In the early stages of a SaaS company, there is just one sales team – the Account Executive team – that owns both new and expansion revenue goals.
As the organization evolves, there is an increased focus on Net Revenue Retention (NRR) and the ability to expand revenue through up-sells and cross-sells. When this expansion revenue base becomes sizable (say a few $M in expansion revenue potential annually) companies start to think of the right strategy to drive expansion deals.
The question that comes up then is, “Should you let your Account Executives close expansion deals or build a dedicated Account Management team?”. And an even bigger problem – “Where does the Customer Success team fit into all of this?”.
Your search ends here. I have put together below, a framework to determine the ownership for revenue on expansion deals.
There are two main factors that guide the thought process on this:
- Complexity of the initial deal closed
- Effort required to close the expansion deal
Complexity of the initial deal closed
Complexity of the initial deal can be measured in a few ways:
- Length of the sales cycle
- Size of the customer
- Annual Contract Value (ACV) of the initial deal
Typically, all these three factors are correlated. Larger ACV deal sizes are associated with customer organizations of larger size, which require a longer sales cycle to close the initial deal. The longer the initial sales cycle or larger the ACV, typically the more complex the initial deal is.
Effort required to close the expansion deal
The type of expansion deals that happen can be categorized into two types:
- Organic (revenue expansion happens because of the inherent structure of the initial deal)
- Inorganic (revenue expansion happens because of purchase decisions taken at the customer organization post-initial purchase)
In the case of Organic revenue expansion, there is minimal sales effort required and they happen as a benefit of increased consumption of the product or price increase set up as part of the initial deal.
In the case of Inorganic revenue expansion, it could be broken down further into two:
- Same product, same buyer: Nudging the customer to a higher pricing plan that offers more functionality within the same product or use case. The decision maker here is the same person/team as the one in the initial deal. However, there is still some convincing that needs to be done before revenue expansion can happen.
- Different buyer or Different product: These are cases where the same product could be sold to a different team within the customer organization (eg. internal helpdesk software sold to different departments like IT team, finance team, HR team etc) or, alternatively, selling a different product/solution from your company to the same/different buyer. These cases are the hardest forms of revenue expansion, as it may involve building a use-case from ground up and the customer is no more than a warm lead to start off.

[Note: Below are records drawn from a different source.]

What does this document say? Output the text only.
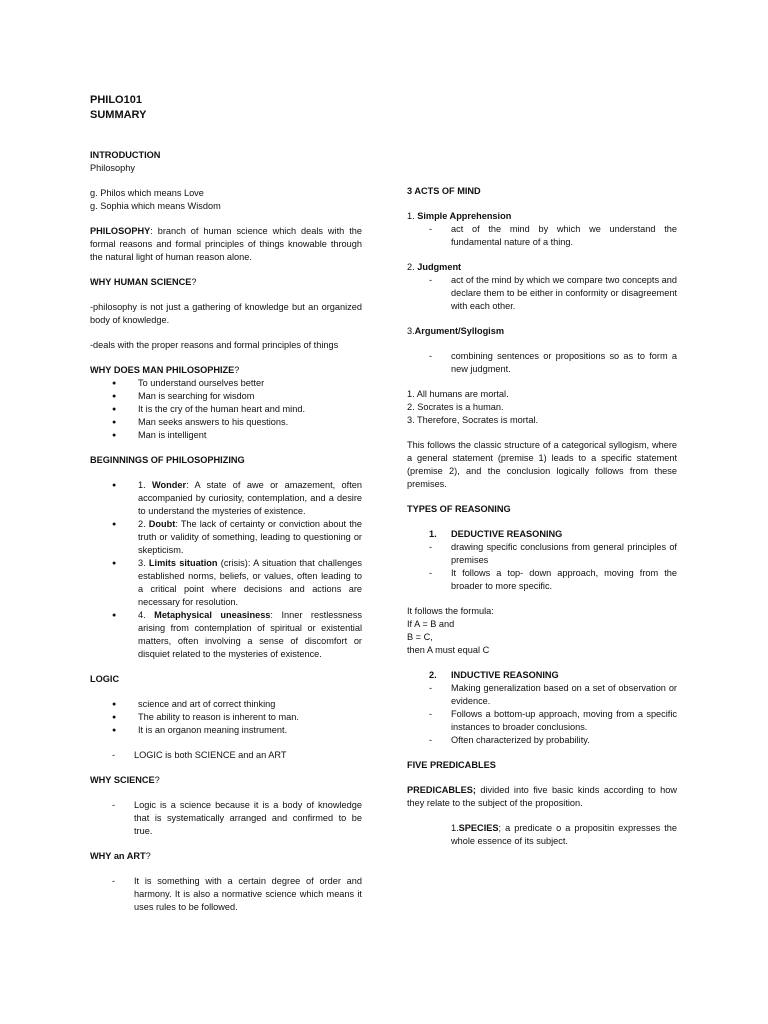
PHILO101

SUMMARY

INTRODUCTION

Philosophy

g. Philos which means Love

g. Sophia which means Wisdom

PHILOSOPHY: branch of human science which deals with the formal reasons and formal principles of things knowable through the natural light of human reason alone.

WHY HUMAN SCIENCE?

-philosophy is not just a gathering of knowledge but an organized body of knowledge.

-deals with the proper reasons and formal principles of things

WHY DOES MAN PHILOSOPHIZE?

● To understand ourselves better
● Man is searching for wisdom
● It is the cry of the human heart and mind.
● Man seeks answers to his questions.
● Man is intelligent

BEGINNINGS OF PHILOSOPHIZING

● 1. Wonder: A state of awe or amazement, often accompanied by curiosity, contemplation, and a desire to understand the mysteries of existence.
● 2. Doubt: The lack of certainty or conviction about the truth or validity of something, leading to questioning or skepticism.
● 3. Limits situation (crisis): A situation that challenges established norms, beliefs, or values, often leading to a critical point where decisions and actions are necessary for resolution.
● 4. Metaphysical uneasiness: Inner restlessness arising from contemplation of spiritual or existential matters, often involving a sense of discomfort or disquiet related to the mysteries of existence.

LOGIC

● science and art of correct thinking
● The ability to reason is inherent to man.
● It is an organon meaning instrument.
- LOGIC is both SCIENCE and an ART

WHY SCIENCE?

- Logic is a science because it is a body of knowledge that is systematically arranged and confirmed to be true.

WHY an ART?

- It is something with a certain degree of order and harmony. It is also a normative science which means it uses rules to be followed.

3 ACTS OF MIND

1. Simple Apprehension

- act of the mind by which we understand the fundamental nature of a thing.

2. Judgment

- act of the mind by which we compare two concepts and declare them to be either in conformity or disagreement with each other.

3.Argument/Syllogism

- combining sentences or propositions so as to form a new judgment.

1. All humans are mortal.

2. Socrates is a human.

3. Therefore, Socrates is mortal.

This follows the classic structure of a categorical syllogism, where a general statement (premise 1) leads to a specific statement (premise 2), and the conclusion logically follows from these premises.

TYPES OF REASONING

1. DEDUCTIVE REASONING

- drawing specific conclusions from general principles of premises
- It follows a top- down approach, moving from the broader to more specific.

It follows the formula:

If A = B and

B = C,

then A must equal C

2. INDUCTIVE REASONING

- Making generalization based on a set of observation or evidence.
- Follows a bottom-up approach, moving from a specific instances to broader conclusions.
- Often characterized by probability.

FIVE PREDICABLES

PREDICABLES; divided into five basic kinds according to how they relate to the subject of the proposition.

1.SPECIES; a predicate o a propositin expresses the whole essence of its subject.
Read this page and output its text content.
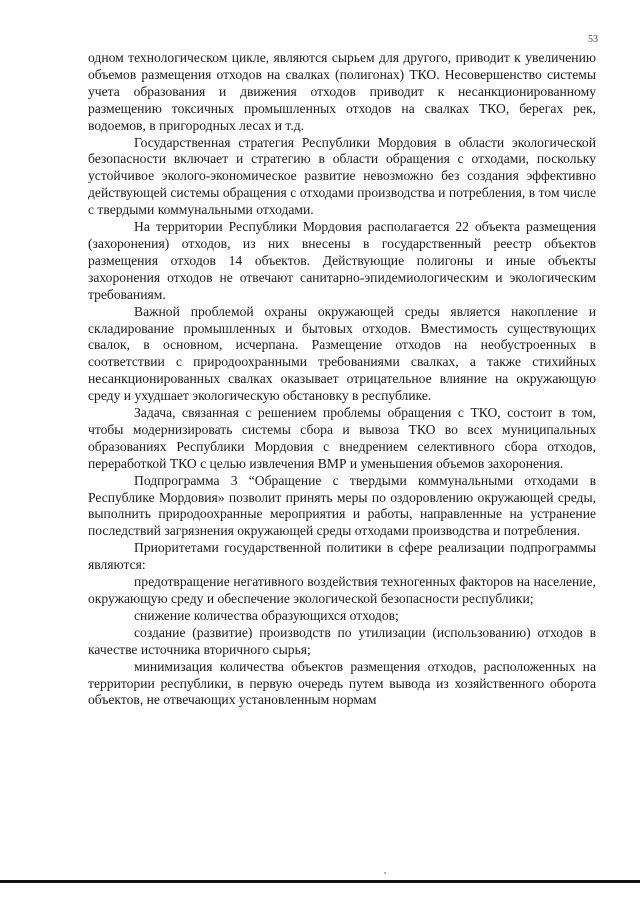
53

одном технологическом цикле, являются сырьем для другого, приводит к увеличению объемов размещения отходов на свалках (полигонах) ТКО. Несовершенство системы учета образования и движения отходов приводит к несанкционированному размещению токсичных промышленных отходов на свалках ТКО, берегах рек, водоемов, в пригородных лесах и т.д.

Государственная стратегия Республики Мордовия в области экологической безопасности включает и стратегию в области обращения с отходами, поскольку устойчивое эколого-экономическое развитие невозможно без создания эффективно действующей системы обращения с отходами производства и потребления, в том числе с твердыми коммунальными отходами.

На территории Республики Мордовия располагается 22 объекта размещения (захоронения) отходов, из них внесены в государственный реестр объектов размещения отходов 14 объектов. Действующие полигоны и иные объекты захоронения отходов не отвечают санитарно-эпидемиологическим и экологическим требованиям.

Важной проблемой охраны окружающей среды является накопление и складирование промышленных и бытовых отходов. Вместимость существующих свалок, в основном, исчерпана. Размещение отходов на необустроенных в соответствии с природоохранными требованиями свалках, а также стихийных несанкционированных свалках оказывает отрицательное влияние на окружающую среду и ухудшает экологическую обстановку в республике.

Задача, связанная с решением проблемы обращения с ТКО, состоит в том, чтобы модернизировать системы сбора и вывоза ТКО во всех муниципальных образованиях Республики Мордовия с внедрением селективного сбора отходов, переработкой ТКО с целью извлечения ВМР и уменьшения объемов захоронения.

Подпрограмма 3 “Обращение с твердыми коммунальными отходами в Республике Мордовия» позволит принять меры по оздоровлению окружающей среды, выполнить природоохранные мероприятия и работы, направленные на устранение последствий загрязнения окружающей среды отходами производства и потребления.

Приоритетами государственной политики в сфере реализации подпрограммы являются:

предотвращение негативного воздействия техногенных факторов на население, окружающую среду и обеспечение экологической безопасности республики;

снижение количества образующихся отходов;

создание (развитие) производств по утилизации (использованию) отходов в качестве источника вторичного сырья;

минимизация количества объектов размещения отходов, расположенных на территории республики, в первую очередь путем вывода из хозяйственного оборота объектов, не отвечающих установленным нормам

Framework for revenue expansion deals
Putting both of these together, here is a framework to determine ownership for revenue expansion deals
For organic revenue expansion, it makes sense to have Customer Success own the expansion in addition to renewals. The continued consumption of the product is based on the assumption that the needs of the customer are met and they are happy in adopting the solution further. This falls right in the alley of Customer Success and they are best suited to own this.
Some organizations, though, who sell to large enterprises (multi-quarter sales cycles for the initial deal), retain revenue expansion ownership with the Account Executive even if the expansion efforts are minimal. The complexity of the initial deal warrants heavy initial effort and customer stakeholder mapping to win the deal. Also, typically, the fruits of the efforts taken by the Account Executive do not reflect in the initial ACV size. By retaining the revenue expansion ownership, the thought is that the Account Executive is sufficiently incentivized to put in that massive initial effort.
On the flip side, wherever there is a lot of effort required to close expansion deals, it makes sense to invest in an Account Management team. There is considerable sales effort involved in convincing a new buyer in the customer organization or even convincing the existing buyer of the new use case from ground-up. This makes the team pursuing the expansion deal, pretty much a hunting team looking for opportunities within their defined customer set.
You obviously do not want the Customer Success team to do this. You also do not want to divert the focus away for the Account Executive team from new business. If revenue expansion potential is something that you are betting large on, invest in a dedicated Account Management team for such expansion deals.
For all cases with moderate effort of expansion, what I have seen is a split of ownership between Customer Success, Account Management and Account Executive teams, typically determined by the size of the customer.
Like all frameworks, take this as a base and apply your own company specific intricacies. Your company may have one or more of such combinations of deals. Think about the stage of your SaaS company, the $ expansion revenue base and potential, the way you would like your customers to engage with your company etc. before taking a final decision.